Le projet, habilement baptisé « Opération Végétarien », est d’abord testé sur l’île écossaise de Gruinard. Mais les spores d’anthrax sont si virulentes que les moutons insulaires disparaissent en un temps record… Pour s’en débarrasser, les animaux sont jetés à la mer et leurs carcasses enfouies en dynamitant une partie de la falaise. Seul hic : un cadavre s’échoue sur une plage écossaise, où il entraîne la mort d’un chien, deux chevaux, trois chats, sept vaches et cinquante moutons ! Les autorités britanniques, incapables de décontaminer les sols, décident donc de racheter l’île en 1946. Jamais utilisés, les cinq millions de tourteaux infectés seront incinérés à la fin de la guerre, et la quarantaine de l’île Gruinard sera prolongée… jusqu’en 1986.

Une invasion nazie pour la bonne cause
Pour promouvoir l’effort de guerre, la peur est parfois plus motivante que le patriotisme… C’est avec cette idée en tête que l’armée canadienne réalise, en février 1942, une simulation de ce qu’une invasion nazie sur le continent pourrait donner. L’opération, surnommée « If Day » (Si un jour), mobilise 3500 soldats canadiens et se déroule dans la ville de Winnipeg, dans le Manitoba.

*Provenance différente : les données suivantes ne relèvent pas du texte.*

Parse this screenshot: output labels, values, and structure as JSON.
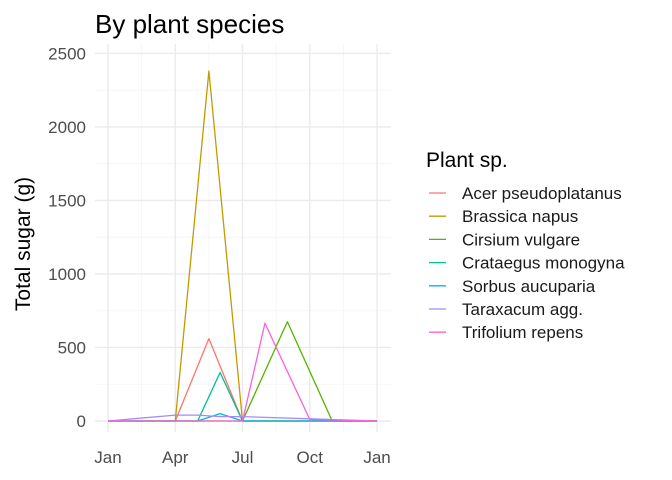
{
  "chart_data": {
    "type": "line",
    "title": "By plant species",
    "xlabel": "",
    "ylabel": "Total sugar (g)",
    "x_ticks": [
      {
        "label": "Jan",
        "month": 0
      },
      {
        "label": "Apr",
        "month": 3
      },
      {
        "label": "Jul",
        "month": 6
      },
      {
        "label": "Oct",
        "month": 9
      },
      {
        "label": "Jan",
        "month": 12
      }
    ],
    "y_ticks": [
      0,
      500,
      1000,
      1500,
      2000,
      2500
    ],
    "xlim": [
      0,
      12.3
    ],
    "ylim": [
      0,
      2500
    ],
    "grid": true,
    "legend_title": "Plant sp.",
    "legend_position": "right",
    "series": [
      {
        "name": "Acer pseudoplatanus",
        "color": "#F8766D",
        "points": [
          [
            0,
            0
          ],
          [
            3,
            0
          ],
          [
            4.5,
            560
          ],
          [
            6,
            0
          ],
          [
            9,
            0
          ],
          [
            12,
            0
          ]
        ]
      },
      {
        "name": "Brassica napus",
        "color": "#C49A00",
        "points": [
          [
            0,
            0
          ],
          [
            3,
            0
          ],
          [
            4.5,
            2380
          ],
          [
            6,
            0
          ],
          [
            9,
            0
          ],
          [
            12,
            0
          ]
        ]
      },
      {
        "name": "Cirsium vulgare",
        "color": "#53B400",
        "points": [
          [
            0,
            0
          ],
          [
            3,
            0
          ],
          [
            4.5,
            0
          ],
          [
            6,
            0
          ],
          [
            8,
            675
          ],
          [
            10,
            0
          ],
          [
            12,
            0
          ]
        ]
      },
      {
        "name": "Crataegus monogyna",
        "color": "#00C094",
        "points": [
          [
            0,
            0
          ],
          [
            3,
            0
          ],
          [
            4,
            0
          ],
          [
            5,
            330
          ],
          [
            6,
            0
          ],
          [
            9,
            0
          ],
          [
            12,
            0
          ]
        ]
      },
      {
        "name": "Sorbus aucuparia",
        "color": "#00B6EB",
        "points": [
          [
            0,
            0
          ],
          [
            3,
            0
          ],
          [
            4,
            0
          ],
          [
            5,
            50
          ],
          [
            6,
            0
          ],
          [
            9,
            0
          ],
          [
            12,
            0
          ]
        ]
      },
      {
        "name": "Taraxacum agg.",
        "color": "#A58AFF",
        "points": [
          [
            0,
            0
          ],
          [
            3,
            40
          ],
          [
            4,
            40
          ],
          [
            5,
            30
          ],
          [
            6,
            30
          ],
          [
            9,
            15
          ],
          [
            12,
            0
          ]
        ]
      },
      {
        "name": "Trifolium repens",
        "color": "#FB61D7",
        "points": [
          [
            0,
            0
          ],
          [
            3,
            0
          ],
          [
            4.5,
            0
          ],
          [
            6,
            0
          ],
          [
            7,
            665
          ],
          [
            9,
            10
          ],
          [
            12,
            0
          ]
        ]
      }
    ]
  }
}
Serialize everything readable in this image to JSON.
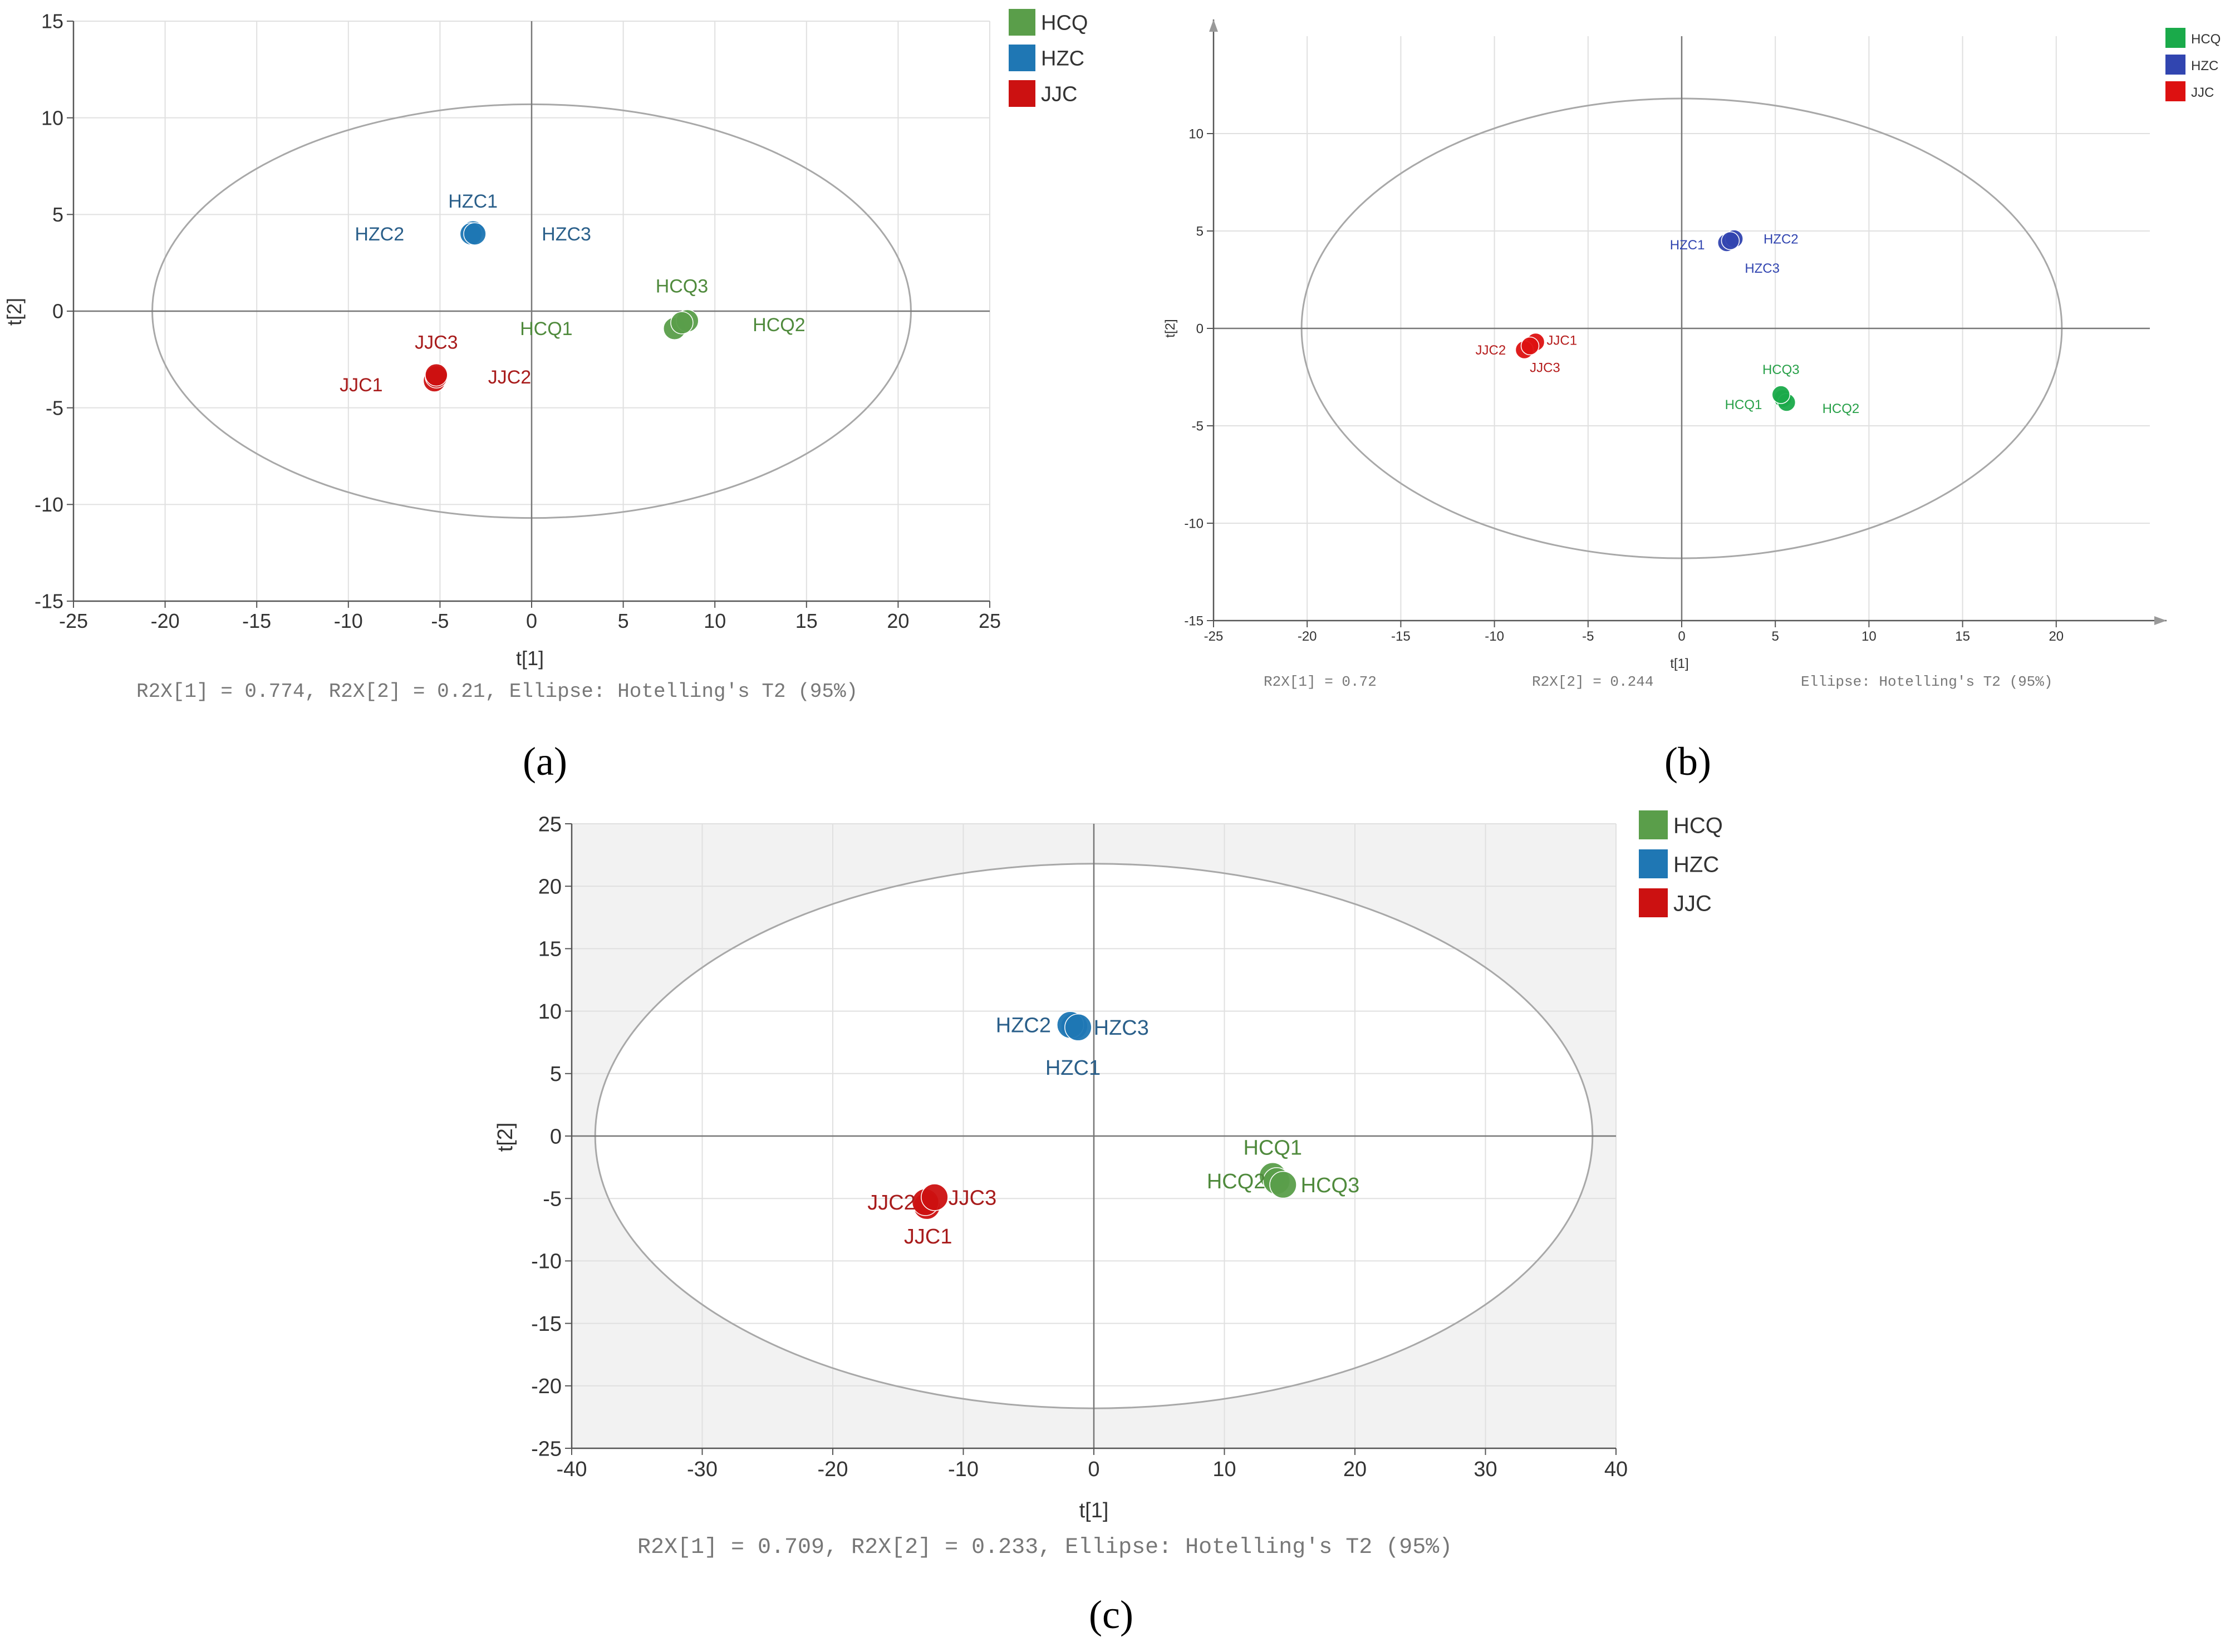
{
  "figure": {
    "panel_labels": [
      "(a)",
      "(b)",
      "(c)"
    ]
  },
  "chart_data": [
    {
      "panel": "(a)",
      "type": "scatter",
      "xlabel": "t[1]",
      "ylabel": "t[2]",
      "xlim": [
        -25,
        25
      ],
      "ylim": [
        -15,
        15
      ],
      "xticks": [
        -25,
        -20,
        -15,
        -10,
        -5,
        0,
        5,
        10,
        15,
        20,
        25
      ],
      "yticks": [
        -15,
        -10,
        -5,
        0,
        5,
        10,
        15
      ],
      "grid": true,
      "footer": "R2X[1] = 0.774, R2X[2] = 0.21, Ellipse: Hotelling's T2 (95%)",
      "ellipse": {
        "cx": 0,
        "cy": 0,
        "rx": 20.7,
        "ry": 10.7
      },
      "legend_position": "top-right",
      "series": [
        {
          "name": "HCQ",
          "color": "#5a9e4a",
          "label_color": "#4f8a3c",
          "points": [
            {
              "label": "HCQ1",
              "x": 7.8,
              "y": -0.9,
              "label_dx": -7,
              "label_dy": 0
            },
            {
              "label": "HCQ2",
              "x": 8.5,
              "y": -0.5,
              "label_dx": 5,
              "label_dy": -0.2
            },
            {
              "label": "HCQ3",
              "x": 8.2,
              "y": -0.6,
              "label_dx": 0,
              "label_dy": 1.9
            }
          ]
        },
        {
          "name": "HZC",
          "color": "#1f77b4",
          "label_color": "#2a5f8a",
          "points": [
            {
              "label": "HZC1",
              "x": -3.2,
              "y": 4.1,
              "label_dx": 0,
              "label_dy": 1.6
            },
            {
              "label": "HZC2",
              "x": -3.3,
              "y": 4.0,
              "label_dx": -5,
              "label_dy": 0
            },
            {
              "label": "HZC3",
              "x": -3.1,
              "y": 4.0,
              "label_dx": 5,
              "label_dy": 0
            }
          ]
        },
        {
          "name": "JJC",
          "color": "#cc1111",
          "label_color": "#a81c1c",
          "points": [
            {
              "label": "JJC1",
              "x": -5.3,
              "y": -3.6,
              "label_dx": -4,
              "label_dy": -0.2
            },
            {
              "label": "JJC2",
              "x": -5.2,
              "y": -3.4,
              "label_dx": 4,
              "label_dy": 0
            },
            {
              "label": "JJC3",
              "x": -5.2,
              "y": -3.3,
              "label_dx": 0,
              "label_dy": 1.7
            }
          ]
        }
      ]
    },
    {
      "panel": "(b)",
      "type": "scatter",
      "xlabel": "t[1]",
      "ylabel": "t[2]",
      "xlim": [
        -25,
        25
      ],
      "ylim": [
        -15,
        15
      ],
      "xticks": [
        -25,
        -20,
        -15,
        -10,
        -5,
        0,
        5,
        10,
        15,
        20
      ],
      "yticks": [
        -15,
        -10,
        -5,
        0,
        5,
        10
      ],
      "grid": true,
      "footer_items": [
        "R2X[1] = 0.72",
        "R2X[2] = 0.244",
        "Ellipse: Hotelling's T2 (95%)"
      ],
      "ellipse": {
        "cx": 0,
        "cy": 0,
        "rx": 20.3,
        "ry": 11.8
      },
      "legend_position": "top-right",
      "series": [
        {
          "name": "HCQ",
          "color": "#1aaa4a",
          "label_color": "#27a048",
          "points": [
            {
              "label": "HCQ1",
              "x": 5.4,
              "y": -3.6,
              "label_dx": -2.1,
              "label_dy": -0.3
            },
            {
              "label": "HCQ2",
              "x": 5.6,
              "y": -3.8,
              "label_dx": 2.9,
              "label_dy": -0.3
            },
            {
              "label": "HCQ3",
              "x": 5.3,
              "y": -3.4,
              "label_dx": 0,
              "label_dy": 1.3
            }
          ]
        },
        {
          "name": "HZC",
          "color": "#3145b0",
          "label_color": "#3145b0",
          "points": [
            {
              "label": "HZC1",
              "x": 2.4,
              "y": 4.4,
              "label_dx": -2.1,
              "label_dy": -0.1
            },
            {
              "label": "HZC2",
              "x": 2.8,
              "y": 4.6,
              "label_dx": 2.5,
              "label_dy": 0
            },
            {
              "label": "HZC3",
              "x": 2.6,
              "y": 4.5,
              "label_dx": 1.7,
              "label_dy": -1.4
            }
          ]
        },
        {
          "name": "JJC",
          "color": "#dd1111",
          "label_color": "#b51c1c",
          "points": [
            {
              "label": "JJC1",
              "x": -7.8,
              "y": -0.7,
              "label_dx": 1.4,
              "label_dy": 0.1
            },
            {
              "label": "JJC2",
              "x": -8.4,
              "y": -1.1,
              "label_dx": -1.8,
              "label_dy": 0
            },
            {
              "label": "JJC3",
              "x": -8.1,
              "y": -0.9,
              "label_dx": 0.8,
              "label_dy": -1.1
            }
          ]
        }
      ]
    },
    {
      "panel": "(c)",
      "type": "scatter",
      "xlabel": "t[1]",
      "ylabel": "t[2]",
      "xlim": [
        -40,
        40
      ],
      "ylim": [
        -25,
        25
      ],
      "xticks": [
        -40,
        -30,
        -20,
        -10,
        0,
        10,
        20,
        30,
        40
      ],
      "yticks": [
        -25,
        -20,
        -15,
        -10,
        -5,
        0,
        5,
        10,
        15,
        20,
        25
      ],
      "grid": true,
      "footer": "R2X[1] = 0.709, R2X[2] = 0.233, Ellipse: Hotelling's T2 (95%)",
      "ellipse": {
        "cx": 0,
        "cy": 0,
        "rx": 38.2,
        "ry": 21.8
      },
      "legend_position": "top-right",
      "series": [
        {
          "name": "HCQ",
          "color": "#5a9e4a",
          "label_color": "#4f8a3c",
          "points": [
            {
              "label": "HCQ1",
              "x": 13.7,
              "y": -3.2,
              "label_dx": 0,
              "label_dy": 2.3
            },
            {
              "label": "HCQ2",
              "x": 14.0,
              "y": -3.6,
              "label_dx": -3.1,
              "label_dy": 0
            },
            {
              "label": "HCQ3",
              "x": 14.5,
              "y": -3.9,
              "label_dx": 3.6,
              "label_dy": 0
            }
          ]
        },
        {
          "name": "HZC",
          "color": "#1f77b4",
          "label_color": "#2a5f8a",
          "points": [
            {
              "label": "HZC1",
              "x": -1.5,
              "y": 8.8,
              "label_dx": -0.1,
              "label_dy": -3.3
            },
            {
              "label": "HZC2",
              "x": -1.8,
              "y": 8.9,
              "label_dx": -3.6,
              "label_dy": 0
            },
            {
              "label": "HZC3",
              "x": -1.2,
              "y": 8.7,
              "label_dx": 3.3,
              "label_dy": 0
            }
          ]
        },
        {
          "name": "JJC",
          "color": "#cc1111",
          "label_color": "#a81c1c",
          "points": [
            {
              "label": "JJC1",
              "x": -12.8,
              "y": -5.6,
              "label_dx": 0.1,
              "label_dy": -2.4
            },
            {
              "label": "JJC2",
              "x": -12.9,
              "y": -5.3,
              "label_dx": -2.6,
              "label_dy": 0
            },
            {
              "label": "JJC3",
              "x": -12.2,
              "y": -4.9,
              "label_dx": 2.9,
              "label_dy": 0
            }
          ]
        }
      ]
    }
  ]
}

Le 19 février, dès 6h du matin, les bombardements factices commencent, et les habitants se réveillent au son strident des sirènes d’alarme. Quelques heures plus tard, une troupe de volontaires déguisés en Nazis (leurs uniformes ont été empruntés à Hollywood) arpente les rues de la ville, malmenant les livreurs de journaux et fouillant les civils. Ils réquisitionnent également les déjeuners des travailleurs, pillent certains magasins et organisent un bûcher de livres devant la bibliothèque de Winnipeg. Très vite, des croix gammées s’élèvent aux quatre coins de la ville. Les rues sont promptement renommées avec des consonances allemandes, et le journal municipal est transformé en « Das Winnipeger Lügenblatt » (le tissu de mensonges de Winnipeg), publication bourrée de propagande et de censure feintes. Le jour s’achève sur une parade militaire et la déportation des autorités municipales.

L’opération connut un franc succès et permit de récolter plus de trois millions de dollars pour contribuer à l’effort de guerre. Évidemment, les citoyens avaient été prévenus pour éviter une panique généralisée, mais cela n’empêcha pas les hôpitaux factices de recevoir deux vrais blessés : un soldat avec une cheville tordue, et une femme s’étant coupé le doigt en préparant les toasts matinaux…
Bibliographie
- Claude Quétel, Les opérations les plus extraordinaires de la Seconde Guerre Mondiale, Perrin, 2019.
- Wendy Lawrance, Exercise Tiger: The Forgotten Sacrifice of the Silent Few, Fonthill Media, 2013.
- Evan Andrews, « D-Day’s Deadly Dress Rehearsal », History.com, 27 avril 2017.
- « The British Plan to Cover Germany With Anthrax », Today I Found Out, 26 décembre 2017.
- Tristin Hopper, « Rare photos from ‘If Day' », National Post, 21 février 2019.